Not a week after stock exchange Borsa İstanbul (BİST) confirmed that shareholders of recently seized Bank Asya still own the bank, the state-run Savings Deposit Insurance Fund (TMSF) followed suit and said the ownership of Bank Asya shares belongs to its shareholders.
In a press release on Thursday night, the TMSF said: “… this situation means that the ownership of the shares remains belonging to the shareholders and also that all rights and powers excluding dividends [income] would be used by TMSF.”
Last week, BİST said in a statement to the Public Disclosure Platform (KAP): “… The legal status with regard to the right of property, with respect to individual shares, remains the same as it was before an announcement published in the Official Gazette by the Banking Regulation and Supervision Agency [BDDK] on May 30, 2015.”

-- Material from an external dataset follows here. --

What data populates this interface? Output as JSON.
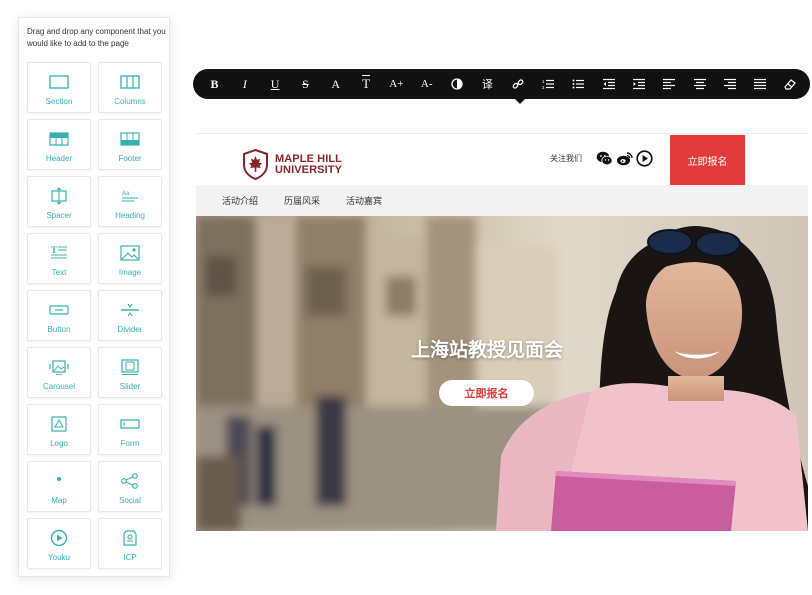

The crackdown on Bank Asya came on May 29, just days before the June 7 general election and thus it sparked concerns over political interests behind the move. Prior to the seizure of the bank, President Recep Tayyip Erdoğan and the ruling Justice and Development Party (AK Party) government embarked on a series of moves aimed at sinking the bank.
The TMSF's Thursday statement said the seizure decision was made upon the “B” clause of the 71st article of the Banking Law, underlining that abuse of any of the five clauses of the same article requires such a decision.
However, within the 71st article of the law, there is no regulation requiring the BDDK to hand over the ownership of bank shares to the TMSF, the statement noted.
The B clause of the article reads that one of the conditions for the BDDK to act is the following:” If it turns out that operating [the bank] poses a danger with regards to the interests of deposit holders or shareholders and the stability along with security of the financial system…”
Yet, the articles prior to the 71st one require several sanctions before seizure.
Bank Asya is also known for its strong capital adequacy ratio, which is high above the sector average. Also the equity capital ratio of the bank is high. Even TMSF Chairman Şakir Ercan Gül said last week: “The bank's equity capital ratio is strong. We will not touch the shares of the founding partners and shareholders on the stock exchange. The bank has been handed over to the TMSF just to resolve its problems.”
Bank Asya currently holds TL 1.7 billion in equity.
Founded by the sympathizers of the faith-based Hizmet or Gülen Movement -- inspired by Turkish Islamic scholar Fethullah Gülen -- in 1996, the lender has long been in the news for its exposure to an intimidation campaign led by high-ranking state officials as well as pro-government media outlets and businessmen.
The government accuses Hizmet supporters of organizing “a coup attempt,” referencing investigations into corruption and bribery that implicated several Cabinet ministers, Erdoğan's sons and pro-government businesspeople. The major graft investigations were made public on Dec. 17 and 25, 2013.